I don't understand why it is equal to :
$$(\nabla_{i}(V^{a}))\vec{e_{a}}=\dfrac{\partial V^{a}}{\partial x^{i}}\vec{e_a}\quad\text{(equation 3)}$$
with $\nabla_{i}$ the covariant derivative operator on $x_{i}$ coordinate.
If I want to get the expression of $\text{(equation 1)}$, one has to prove the expression of $\text{(equation 3)}$. Logically, I should have :
$$(\nabla_{i}(V^{a}))\vec{e_{a}}=(\dfrac{\partial V^{a}}{\partial x^{i}}+V^{m}\Gamma_{im}^{a})\vec{e_{a}}\quad\text{(equation 4)}$$
Why do Christoffel symbols $\Gamma_{im}^{a}$ or components $V^{m}$ are vanishing into $\text{(equation 4)}$ ??

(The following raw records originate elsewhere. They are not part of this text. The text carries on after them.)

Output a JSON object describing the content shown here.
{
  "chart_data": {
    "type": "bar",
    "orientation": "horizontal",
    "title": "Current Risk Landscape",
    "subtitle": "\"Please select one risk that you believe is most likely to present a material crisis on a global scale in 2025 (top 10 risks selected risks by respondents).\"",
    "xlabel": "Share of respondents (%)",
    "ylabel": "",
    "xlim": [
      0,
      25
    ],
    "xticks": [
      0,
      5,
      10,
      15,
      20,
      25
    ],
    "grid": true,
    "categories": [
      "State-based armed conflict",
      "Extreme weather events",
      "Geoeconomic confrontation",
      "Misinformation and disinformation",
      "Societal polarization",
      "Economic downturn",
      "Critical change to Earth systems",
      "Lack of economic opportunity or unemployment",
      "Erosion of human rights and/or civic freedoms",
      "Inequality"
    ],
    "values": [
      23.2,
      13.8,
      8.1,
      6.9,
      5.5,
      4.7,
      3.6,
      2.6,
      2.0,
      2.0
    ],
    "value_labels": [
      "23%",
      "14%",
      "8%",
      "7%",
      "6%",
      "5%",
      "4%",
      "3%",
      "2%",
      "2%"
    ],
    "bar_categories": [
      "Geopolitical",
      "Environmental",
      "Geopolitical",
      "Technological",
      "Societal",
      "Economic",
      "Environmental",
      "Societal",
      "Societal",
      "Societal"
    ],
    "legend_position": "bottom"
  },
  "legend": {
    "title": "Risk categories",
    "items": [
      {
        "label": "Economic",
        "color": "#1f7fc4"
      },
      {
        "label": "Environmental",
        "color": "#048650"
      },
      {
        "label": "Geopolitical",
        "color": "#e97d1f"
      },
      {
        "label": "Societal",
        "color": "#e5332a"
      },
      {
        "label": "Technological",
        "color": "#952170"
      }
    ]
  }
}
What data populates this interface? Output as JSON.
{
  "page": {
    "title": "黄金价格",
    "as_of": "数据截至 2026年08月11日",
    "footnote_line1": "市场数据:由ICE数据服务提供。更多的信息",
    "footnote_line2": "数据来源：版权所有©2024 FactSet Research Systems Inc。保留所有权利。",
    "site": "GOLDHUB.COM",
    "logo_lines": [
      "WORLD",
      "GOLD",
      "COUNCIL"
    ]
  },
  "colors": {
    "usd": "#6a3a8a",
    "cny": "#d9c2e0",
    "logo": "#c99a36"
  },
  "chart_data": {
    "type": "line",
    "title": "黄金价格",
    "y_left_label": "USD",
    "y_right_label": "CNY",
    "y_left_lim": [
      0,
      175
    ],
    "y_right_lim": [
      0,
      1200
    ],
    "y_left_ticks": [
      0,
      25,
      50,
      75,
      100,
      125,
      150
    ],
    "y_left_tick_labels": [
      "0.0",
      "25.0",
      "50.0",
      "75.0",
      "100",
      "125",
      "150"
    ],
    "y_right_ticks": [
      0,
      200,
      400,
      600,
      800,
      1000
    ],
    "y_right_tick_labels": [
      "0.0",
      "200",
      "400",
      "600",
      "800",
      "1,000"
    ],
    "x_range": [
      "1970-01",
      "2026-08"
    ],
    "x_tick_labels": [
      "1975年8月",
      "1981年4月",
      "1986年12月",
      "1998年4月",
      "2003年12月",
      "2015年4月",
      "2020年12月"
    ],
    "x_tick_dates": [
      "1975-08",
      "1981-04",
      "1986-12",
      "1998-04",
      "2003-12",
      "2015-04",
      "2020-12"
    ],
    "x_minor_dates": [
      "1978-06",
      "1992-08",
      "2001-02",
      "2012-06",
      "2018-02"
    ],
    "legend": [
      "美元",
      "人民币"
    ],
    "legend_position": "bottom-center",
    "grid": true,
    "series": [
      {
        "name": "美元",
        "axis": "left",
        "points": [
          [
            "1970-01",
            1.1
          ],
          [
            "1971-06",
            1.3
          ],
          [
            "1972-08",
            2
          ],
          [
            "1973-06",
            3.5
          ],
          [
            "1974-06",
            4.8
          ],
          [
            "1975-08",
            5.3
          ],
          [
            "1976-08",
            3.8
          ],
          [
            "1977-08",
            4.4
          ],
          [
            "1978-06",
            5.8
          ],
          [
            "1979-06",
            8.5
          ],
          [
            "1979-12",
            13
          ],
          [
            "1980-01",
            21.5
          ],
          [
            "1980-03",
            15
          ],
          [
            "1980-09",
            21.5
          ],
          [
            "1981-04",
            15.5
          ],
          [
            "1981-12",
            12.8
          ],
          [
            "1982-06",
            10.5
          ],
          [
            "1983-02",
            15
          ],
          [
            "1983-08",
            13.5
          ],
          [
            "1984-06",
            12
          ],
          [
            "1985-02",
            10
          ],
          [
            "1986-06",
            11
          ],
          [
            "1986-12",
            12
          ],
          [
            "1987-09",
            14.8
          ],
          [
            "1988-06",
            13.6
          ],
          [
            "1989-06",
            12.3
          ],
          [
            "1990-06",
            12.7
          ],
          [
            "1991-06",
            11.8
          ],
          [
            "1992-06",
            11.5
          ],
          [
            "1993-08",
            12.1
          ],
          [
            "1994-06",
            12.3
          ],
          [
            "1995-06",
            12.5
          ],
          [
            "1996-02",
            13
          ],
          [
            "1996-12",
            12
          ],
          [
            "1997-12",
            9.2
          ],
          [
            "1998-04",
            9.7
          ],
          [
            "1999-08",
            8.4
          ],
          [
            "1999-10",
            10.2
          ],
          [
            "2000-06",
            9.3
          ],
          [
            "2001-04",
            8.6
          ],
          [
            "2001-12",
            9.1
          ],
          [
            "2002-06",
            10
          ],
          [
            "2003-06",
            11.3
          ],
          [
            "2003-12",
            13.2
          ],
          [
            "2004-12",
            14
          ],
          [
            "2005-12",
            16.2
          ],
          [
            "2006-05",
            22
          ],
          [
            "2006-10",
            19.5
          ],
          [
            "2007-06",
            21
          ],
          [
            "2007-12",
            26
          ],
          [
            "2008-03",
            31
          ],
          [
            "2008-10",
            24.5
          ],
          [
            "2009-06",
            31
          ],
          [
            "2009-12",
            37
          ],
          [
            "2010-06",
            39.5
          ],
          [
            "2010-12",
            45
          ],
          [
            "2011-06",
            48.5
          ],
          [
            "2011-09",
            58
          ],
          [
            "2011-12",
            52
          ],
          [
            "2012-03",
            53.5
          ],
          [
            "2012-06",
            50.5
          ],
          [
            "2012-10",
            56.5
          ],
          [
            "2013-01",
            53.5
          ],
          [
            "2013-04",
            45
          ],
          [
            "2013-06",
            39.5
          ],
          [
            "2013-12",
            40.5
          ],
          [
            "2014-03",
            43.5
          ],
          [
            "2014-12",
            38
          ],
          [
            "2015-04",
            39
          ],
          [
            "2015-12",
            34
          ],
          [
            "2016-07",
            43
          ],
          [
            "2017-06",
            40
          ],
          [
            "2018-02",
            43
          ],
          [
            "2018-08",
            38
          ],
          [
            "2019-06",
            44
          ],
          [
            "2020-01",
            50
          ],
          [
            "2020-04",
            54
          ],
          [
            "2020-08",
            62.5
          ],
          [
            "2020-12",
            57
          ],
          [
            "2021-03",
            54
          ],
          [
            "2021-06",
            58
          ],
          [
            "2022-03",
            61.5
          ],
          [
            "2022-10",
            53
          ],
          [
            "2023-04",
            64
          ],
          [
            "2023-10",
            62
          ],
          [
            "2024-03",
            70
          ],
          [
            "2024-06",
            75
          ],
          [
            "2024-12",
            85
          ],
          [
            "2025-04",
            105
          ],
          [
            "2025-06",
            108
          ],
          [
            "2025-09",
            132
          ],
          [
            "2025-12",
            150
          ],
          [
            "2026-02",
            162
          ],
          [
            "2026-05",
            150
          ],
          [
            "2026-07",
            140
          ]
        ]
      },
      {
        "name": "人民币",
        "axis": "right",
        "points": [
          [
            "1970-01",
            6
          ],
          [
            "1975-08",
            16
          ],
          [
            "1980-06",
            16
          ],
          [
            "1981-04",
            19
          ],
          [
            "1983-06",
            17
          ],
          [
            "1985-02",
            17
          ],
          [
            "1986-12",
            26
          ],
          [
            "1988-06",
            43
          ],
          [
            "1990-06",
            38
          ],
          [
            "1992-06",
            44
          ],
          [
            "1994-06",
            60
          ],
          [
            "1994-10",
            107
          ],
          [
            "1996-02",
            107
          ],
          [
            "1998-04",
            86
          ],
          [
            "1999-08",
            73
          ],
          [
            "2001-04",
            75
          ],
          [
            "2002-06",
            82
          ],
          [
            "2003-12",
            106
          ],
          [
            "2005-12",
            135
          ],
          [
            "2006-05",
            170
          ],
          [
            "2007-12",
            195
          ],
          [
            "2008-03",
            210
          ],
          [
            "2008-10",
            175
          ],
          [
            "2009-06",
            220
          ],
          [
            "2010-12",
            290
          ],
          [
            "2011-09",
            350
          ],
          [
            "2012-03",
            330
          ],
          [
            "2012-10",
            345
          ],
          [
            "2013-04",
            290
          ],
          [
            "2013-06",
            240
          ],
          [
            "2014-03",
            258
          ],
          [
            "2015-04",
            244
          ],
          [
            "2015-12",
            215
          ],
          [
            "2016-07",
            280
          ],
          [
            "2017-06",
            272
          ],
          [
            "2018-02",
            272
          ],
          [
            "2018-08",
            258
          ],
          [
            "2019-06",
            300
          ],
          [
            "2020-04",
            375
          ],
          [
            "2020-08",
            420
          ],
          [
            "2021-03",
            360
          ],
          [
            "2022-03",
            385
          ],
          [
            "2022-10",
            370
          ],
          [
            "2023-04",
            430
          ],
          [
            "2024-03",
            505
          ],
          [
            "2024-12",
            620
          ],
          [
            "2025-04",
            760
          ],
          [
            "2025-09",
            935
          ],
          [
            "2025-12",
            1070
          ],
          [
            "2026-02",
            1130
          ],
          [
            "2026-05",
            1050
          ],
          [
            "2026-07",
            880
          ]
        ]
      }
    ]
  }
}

How could I manage to get $\text{(equation 1-bis)}$ ?
Thanks for your help
ps: feel free to put comment if my question is not clear for you.
 A: How do you define $\nabla_i$ ? I think of it as $\partial / \partial_i$ adapted for curved space as encoded by the Christoffel symbols. So, the idea that it behaves as the partial derivative plus stuff is not surprising. I believe, the covariant derivative measures the change in one vector field as measured relative another vector field. It satisfies many interesting properties, among them: for a function $f$ and vector fields $U$ and $V$,
$$ \nabla_U(fV) = U[f]V+f\nabla_UV $$
where we think of vector fields $U,V$ as derivations. Taking $U = \partial/\partial x^i$ we use special notation $\nabla_U = \nabla_i$ and then
$$ \nabla_i (fV) = \frac{\partial f}{\partial x^i}V+ f\nabla_i V$$
Your expansion of a vector field across the coordinate derivations ties together with what I share here. Your $V = V^ae_a$ has $f=V^a$ as a function whereas $e_a$ is a vector field. So,
$$ \nabla_i (V^ae_a) = \frac{\partial V^a}{\partial x^i}e_a + V^a \nabla_i e_a = \frac{\partial V^a}{\partial x^i}e_a + V^a \Gamma_{ia}^b e_b  $$
then switching dummy indices yields
$$ \nabla_i (V^ae_a) = \frac{\partial V^a}{\partial x^i}e_a + V^b \Gamma_{ib}^a e_a = \left( \frac{\partial V^a}{\partial x^i} + V^b \Gamma_{ib}^a \right) e_a  $$
So, the $a$-th component of the covariant derivative of $V$ with respect to the $i$-th coordinate is given by
$$ (\nabla_i V)^a = \frac{\partial V^a}{\partial x^i} + V^b \Gamma_{ib}^a   $$
which, I think, is your definition.
I think I was once taught the definition you give. This definition is made in order that the covariant derivative transform once more as a contravariant vector. The way I am suggesting you think is in terms of the vector field itself, not it's component functions. It still seems to me you are asking why your definition is a definition, so, perhaps I misread your question.